Se fosse Robert Altman, o papo seria outro.

quarta-feira, 31 de março de 2021

O Poder e A Lei


 É curioso que este “The Lincoln Lawyer” seja, para muitos, o marco zero da chamada ‘McConassence’ –o processo pelo qual, através de um punhado de filmes, Matthew McConaughey provou que não era um mero galã de filmes românticos, mas sim um ator capaz, competente e destemido –uma vez que ele é consideravelmente menos reconhecido do que os demais títulos que pavimentaram o caminho do astro rumo ao Oscar de Melhor Ator, tais como “Magic Mike”, “Killer Joe”, a primeira temporada de “True Detective”, o próprio “Clube de Compras Dallas” e “Interestelar.

Em termos cronológicos, no entanto, não restam muitas dúvidas de que foi aqui onde tudo começou.

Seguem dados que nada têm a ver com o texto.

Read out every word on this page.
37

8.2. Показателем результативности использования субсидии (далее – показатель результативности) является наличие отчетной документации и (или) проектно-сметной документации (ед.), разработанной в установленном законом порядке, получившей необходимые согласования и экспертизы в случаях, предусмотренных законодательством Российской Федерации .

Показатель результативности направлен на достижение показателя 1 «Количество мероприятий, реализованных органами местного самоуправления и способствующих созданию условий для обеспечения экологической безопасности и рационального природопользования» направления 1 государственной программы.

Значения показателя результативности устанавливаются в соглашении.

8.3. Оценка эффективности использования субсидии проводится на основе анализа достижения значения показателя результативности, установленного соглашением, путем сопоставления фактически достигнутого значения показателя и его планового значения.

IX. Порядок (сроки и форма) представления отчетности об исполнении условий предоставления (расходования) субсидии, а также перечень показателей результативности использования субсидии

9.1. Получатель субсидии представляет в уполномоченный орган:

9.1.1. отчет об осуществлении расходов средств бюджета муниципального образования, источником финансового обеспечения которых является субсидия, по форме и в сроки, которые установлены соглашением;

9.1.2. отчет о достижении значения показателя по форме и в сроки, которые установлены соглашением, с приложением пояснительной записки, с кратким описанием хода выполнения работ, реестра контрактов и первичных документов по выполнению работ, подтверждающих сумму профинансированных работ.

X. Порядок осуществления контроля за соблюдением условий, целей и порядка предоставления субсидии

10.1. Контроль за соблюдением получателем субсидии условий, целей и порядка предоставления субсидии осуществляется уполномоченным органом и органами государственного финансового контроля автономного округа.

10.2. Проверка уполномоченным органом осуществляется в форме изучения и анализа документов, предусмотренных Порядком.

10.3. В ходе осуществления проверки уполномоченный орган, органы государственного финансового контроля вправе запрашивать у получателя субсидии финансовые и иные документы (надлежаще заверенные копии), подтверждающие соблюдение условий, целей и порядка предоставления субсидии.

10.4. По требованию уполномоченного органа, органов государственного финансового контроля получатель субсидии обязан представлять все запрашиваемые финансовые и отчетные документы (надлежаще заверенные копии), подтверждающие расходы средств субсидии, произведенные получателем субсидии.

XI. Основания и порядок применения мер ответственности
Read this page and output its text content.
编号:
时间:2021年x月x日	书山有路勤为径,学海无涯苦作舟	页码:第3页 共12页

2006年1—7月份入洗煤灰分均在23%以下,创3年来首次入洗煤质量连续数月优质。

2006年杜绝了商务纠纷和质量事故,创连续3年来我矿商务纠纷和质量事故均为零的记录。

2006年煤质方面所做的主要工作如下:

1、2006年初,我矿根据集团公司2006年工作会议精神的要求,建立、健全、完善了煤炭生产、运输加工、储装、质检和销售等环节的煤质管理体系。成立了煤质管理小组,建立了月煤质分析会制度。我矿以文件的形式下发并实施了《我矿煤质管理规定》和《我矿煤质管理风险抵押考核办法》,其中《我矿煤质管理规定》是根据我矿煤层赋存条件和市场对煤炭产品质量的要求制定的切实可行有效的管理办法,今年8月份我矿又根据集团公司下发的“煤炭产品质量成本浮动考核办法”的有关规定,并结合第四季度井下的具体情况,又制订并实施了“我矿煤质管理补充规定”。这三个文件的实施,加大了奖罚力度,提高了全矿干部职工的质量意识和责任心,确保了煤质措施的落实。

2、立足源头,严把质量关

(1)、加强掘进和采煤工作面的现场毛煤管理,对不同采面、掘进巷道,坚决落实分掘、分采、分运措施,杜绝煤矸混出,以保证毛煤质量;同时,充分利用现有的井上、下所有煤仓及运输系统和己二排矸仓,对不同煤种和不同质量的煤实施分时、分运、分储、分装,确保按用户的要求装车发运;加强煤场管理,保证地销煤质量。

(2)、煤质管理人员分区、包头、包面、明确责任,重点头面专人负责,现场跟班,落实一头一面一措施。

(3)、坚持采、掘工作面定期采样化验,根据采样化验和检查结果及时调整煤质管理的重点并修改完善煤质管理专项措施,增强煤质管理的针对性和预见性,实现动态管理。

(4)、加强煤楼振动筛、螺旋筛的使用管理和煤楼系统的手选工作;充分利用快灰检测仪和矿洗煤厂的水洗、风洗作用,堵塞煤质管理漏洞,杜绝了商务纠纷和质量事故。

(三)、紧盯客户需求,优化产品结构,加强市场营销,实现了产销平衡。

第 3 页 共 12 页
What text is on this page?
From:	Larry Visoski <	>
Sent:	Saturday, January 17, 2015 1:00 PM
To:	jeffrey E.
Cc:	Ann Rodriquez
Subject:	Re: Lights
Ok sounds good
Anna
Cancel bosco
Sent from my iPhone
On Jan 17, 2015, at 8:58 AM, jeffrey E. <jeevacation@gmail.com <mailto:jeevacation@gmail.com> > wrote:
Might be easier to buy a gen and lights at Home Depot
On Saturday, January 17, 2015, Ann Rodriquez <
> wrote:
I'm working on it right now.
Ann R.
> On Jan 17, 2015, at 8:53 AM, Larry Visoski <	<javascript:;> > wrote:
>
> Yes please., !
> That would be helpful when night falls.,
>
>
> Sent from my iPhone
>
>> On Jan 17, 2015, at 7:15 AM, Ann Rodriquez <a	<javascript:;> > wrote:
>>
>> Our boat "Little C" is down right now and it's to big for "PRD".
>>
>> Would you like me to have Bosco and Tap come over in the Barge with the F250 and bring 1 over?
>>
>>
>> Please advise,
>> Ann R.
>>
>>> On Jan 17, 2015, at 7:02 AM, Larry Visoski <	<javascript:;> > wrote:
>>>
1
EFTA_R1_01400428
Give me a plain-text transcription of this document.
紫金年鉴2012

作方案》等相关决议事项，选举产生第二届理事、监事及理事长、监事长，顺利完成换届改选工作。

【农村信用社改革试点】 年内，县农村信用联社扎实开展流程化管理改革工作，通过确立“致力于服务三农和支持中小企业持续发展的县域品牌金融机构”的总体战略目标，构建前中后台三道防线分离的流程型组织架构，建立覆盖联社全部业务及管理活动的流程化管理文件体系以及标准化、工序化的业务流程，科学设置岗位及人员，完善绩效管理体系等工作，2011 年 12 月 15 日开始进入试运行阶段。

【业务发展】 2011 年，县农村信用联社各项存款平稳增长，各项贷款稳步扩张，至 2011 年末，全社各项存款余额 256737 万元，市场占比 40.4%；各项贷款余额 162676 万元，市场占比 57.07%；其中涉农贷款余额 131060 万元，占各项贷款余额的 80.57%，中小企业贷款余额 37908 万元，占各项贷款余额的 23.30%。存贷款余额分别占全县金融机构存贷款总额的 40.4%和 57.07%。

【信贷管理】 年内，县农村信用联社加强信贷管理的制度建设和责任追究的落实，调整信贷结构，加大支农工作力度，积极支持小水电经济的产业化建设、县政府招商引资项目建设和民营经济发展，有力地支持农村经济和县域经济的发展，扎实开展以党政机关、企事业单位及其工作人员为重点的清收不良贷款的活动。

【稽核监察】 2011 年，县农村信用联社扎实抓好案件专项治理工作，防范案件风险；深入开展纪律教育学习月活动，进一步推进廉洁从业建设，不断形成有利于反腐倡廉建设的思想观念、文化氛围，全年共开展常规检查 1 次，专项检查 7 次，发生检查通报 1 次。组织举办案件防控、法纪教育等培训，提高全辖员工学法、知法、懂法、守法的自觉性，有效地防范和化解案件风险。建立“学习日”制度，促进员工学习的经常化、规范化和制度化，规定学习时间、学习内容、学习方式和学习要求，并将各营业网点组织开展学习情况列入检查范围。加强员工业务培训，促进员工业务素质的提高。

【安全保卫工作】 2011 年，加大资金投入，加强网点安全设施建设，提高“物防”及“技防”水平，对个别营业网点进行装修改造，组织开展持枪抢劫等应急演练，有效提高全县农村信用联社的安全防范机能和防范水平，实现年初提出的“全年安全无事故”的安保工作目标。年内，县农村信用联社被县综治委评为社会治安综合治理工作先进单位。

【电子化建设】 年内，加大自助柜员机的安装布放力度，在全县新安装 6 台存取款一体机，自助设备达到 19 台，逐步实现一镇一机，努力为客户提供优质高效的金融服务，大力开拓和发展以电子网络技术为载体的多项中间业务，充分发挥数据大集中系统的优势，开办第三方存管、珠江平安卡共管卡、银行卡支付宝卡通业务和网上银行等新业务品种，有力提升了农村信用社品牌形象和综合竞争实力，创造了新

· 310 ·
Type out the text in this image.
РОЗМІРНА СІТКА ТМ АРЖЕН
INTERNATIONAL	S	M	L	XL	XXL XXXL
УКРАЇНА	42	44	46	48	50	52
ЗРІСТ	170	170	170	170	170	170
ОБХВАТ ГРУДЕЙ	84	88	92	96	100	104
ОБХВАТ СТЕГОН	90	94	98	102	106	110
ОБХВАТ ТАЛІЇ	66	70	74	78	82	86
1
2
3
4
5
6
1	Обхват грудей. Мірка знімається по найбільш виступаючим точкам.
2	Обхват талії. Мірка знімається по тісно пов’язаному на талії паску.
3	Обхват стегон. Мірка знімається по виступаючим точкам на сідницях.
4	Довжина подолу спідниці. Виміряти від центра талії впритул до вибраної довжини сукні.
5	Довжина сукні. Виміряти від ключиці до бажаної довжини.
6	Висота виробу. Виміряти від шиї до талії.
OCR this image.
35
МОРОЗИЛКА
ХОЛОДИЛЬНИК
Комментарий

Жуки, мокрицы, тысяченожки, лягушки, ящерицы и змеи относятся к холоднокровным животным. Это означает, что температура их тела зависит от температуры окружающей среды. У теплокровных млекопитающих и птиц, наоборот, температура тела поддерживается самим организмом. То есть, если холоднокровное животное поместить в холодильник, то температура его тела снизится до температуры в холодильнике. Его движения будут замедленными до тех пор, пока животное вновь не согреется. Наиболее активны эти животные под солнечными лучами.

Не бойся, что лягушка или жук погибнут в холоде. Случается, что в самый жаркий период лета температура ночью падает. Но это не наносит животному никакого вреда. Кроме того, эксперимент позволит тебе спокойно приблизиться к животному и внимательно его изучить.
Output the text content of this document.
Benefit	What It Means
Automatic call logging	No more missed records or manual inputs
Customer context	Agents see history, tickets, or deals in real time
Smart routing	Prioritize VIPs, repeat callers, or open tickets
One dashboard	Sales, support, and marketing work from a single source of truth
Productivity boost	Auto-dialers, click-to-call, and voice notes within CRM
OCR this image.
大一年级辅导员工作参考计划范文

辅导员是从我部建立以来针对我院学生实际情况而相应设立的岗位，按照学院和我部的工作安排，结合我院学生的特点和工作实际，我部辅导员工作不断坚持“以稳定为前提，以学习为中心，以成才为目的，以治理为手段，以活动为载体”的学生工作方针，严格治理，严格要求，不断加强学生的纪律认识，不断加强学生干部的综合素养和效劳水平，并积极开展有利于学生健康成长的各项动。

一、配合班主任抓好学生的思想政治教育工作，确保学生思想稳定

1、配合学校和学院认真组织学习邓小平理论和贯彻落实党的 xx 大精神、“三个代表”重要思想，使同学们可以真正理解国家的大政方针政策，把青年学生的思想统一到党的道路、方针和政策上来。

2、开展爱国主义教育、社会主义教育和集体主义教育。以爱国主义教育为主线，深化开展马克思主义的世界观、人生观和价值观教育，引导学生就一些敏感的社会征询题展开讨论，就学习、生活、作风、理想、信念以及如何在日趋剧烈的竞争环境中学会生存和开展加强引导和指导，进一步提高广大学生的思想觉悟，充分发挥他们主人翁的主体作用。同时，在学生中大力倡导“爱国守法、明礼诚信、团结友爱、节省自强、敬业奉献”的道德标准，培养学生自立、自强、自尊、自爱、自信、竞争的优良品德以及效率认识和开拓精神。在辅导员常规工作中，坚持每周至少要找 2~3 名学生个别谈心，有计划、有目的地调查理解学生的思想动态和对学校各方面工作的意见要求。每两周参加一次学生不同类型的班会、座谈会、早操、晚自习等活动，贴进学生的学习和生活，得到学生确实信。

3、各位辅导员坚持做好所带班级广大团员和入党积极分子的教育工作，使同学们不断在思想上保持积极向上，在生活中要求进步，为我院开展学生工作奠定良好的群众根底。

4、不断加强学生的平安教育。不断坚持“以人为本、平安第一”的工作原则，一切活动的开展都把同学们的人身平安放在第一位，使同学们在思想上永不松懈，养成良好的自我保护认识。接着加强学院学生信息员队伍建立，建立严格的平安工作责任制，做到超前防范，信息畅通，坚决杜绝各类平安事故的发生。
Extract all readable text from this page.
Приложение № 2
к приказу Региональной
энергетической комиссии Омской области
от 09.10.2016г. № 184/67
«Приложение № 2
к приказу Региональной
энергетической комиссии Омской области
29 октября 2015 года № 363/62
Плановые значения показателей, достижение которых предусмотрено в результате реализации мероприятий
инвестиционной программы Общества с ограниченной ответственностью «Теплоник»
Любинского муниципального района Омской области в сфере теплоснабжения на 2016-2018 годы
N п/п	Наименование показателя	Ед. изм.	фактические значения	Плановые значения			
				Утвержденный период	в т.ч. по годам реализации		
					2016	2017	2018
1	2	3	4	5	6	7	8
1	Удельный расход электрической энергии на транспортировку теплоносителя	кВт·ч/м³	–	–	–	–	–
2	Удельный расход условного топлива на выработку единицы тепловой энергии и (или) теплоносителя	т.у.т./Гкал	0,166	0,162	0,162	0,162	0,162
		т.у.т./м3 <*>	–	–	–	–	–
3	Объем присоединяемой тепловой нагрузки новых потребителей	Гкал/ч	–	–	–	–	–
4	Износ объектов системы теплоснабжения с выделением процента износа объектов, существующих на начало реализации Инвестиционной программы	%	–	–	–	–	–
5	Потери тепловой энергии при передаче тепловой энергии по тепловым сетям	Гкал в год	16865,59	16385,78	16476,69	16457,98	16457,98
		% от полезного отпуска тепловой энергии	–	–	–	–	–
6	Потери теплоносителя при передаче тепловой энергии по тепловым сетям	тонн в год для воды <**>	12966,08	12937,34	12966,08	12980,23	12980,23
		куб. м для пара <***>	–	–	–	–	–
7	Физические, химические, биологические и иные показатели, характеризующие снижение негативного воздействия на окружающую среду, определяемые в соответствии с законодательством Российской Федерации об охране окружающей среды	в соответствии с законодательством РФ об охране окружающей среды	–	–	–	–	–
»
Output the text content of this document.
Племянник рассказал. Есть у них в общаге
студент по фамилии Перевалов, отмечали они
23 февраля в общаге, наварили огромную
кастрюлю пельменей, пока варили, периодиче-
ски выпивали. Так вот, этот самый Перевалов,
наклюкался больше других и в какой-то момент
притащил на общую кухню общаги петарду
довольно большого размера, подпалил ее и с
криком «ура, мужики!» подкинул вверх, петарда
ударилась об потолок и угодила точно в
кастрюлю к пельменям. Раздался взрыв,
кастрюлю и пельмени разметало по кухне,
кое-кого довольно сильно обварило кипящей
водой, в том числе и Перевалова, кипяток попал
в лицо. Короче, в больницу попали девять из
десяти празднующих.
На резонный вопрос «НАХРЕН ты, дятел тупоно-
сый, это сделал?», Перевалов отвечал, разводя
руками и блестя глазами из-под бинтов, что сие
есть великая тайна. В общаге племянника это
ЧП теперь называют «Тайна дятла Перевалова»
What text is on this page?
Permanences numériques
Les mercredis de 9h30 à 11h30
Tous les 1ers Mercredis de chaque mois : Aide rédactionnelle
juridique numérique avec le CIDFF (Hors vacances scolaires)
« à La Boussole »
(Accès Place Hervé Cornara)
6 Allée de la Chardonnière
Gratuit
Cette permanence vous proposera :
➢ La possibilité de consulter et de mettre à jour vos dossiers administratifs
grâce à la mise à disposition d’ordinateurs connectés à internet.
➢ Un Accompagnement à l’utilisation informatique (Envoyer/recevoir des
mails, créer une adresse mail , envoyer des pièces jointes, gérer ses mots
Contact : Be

McConaughey vive Michael Haller, um advogado de Los Angeles tarimbado em achar os atalhos em meio às tortuosas cirandas de crimes, flagrantes, delitos e audiências que compõem a rotina judicial. Também é um tanto quanto hábil em ignorar a ressaca moral originada do fato de defender clientes que quase nunca são tão inocentes assim.

No roteiro de John Romano meticulosamente bem inserido nos meandros e expedientes de filmes de tribunal –embora “The Lincoln Lawyer” custe um pouco a se revelar como um –a dualidade a que se presta a atividade do protagonista está esboçada em diversos aspectos de sua vida, inclusive a pessoal: Haller é ex-marido de Maggie McPherson (Marisa Tomei), com quem tem uma filha, e que, por ironia, é justamente promotora de justiça; a ex-esposa, com quem Haller, portanto, precisa manter uma convivência senão dotada de harmonia, ao menos, dotada de camaradagem, tem por ofício exatamente a oposição ao que ele faz, lançar mão de argumentos para incriminar os mesmos meliantes que Haller liberta.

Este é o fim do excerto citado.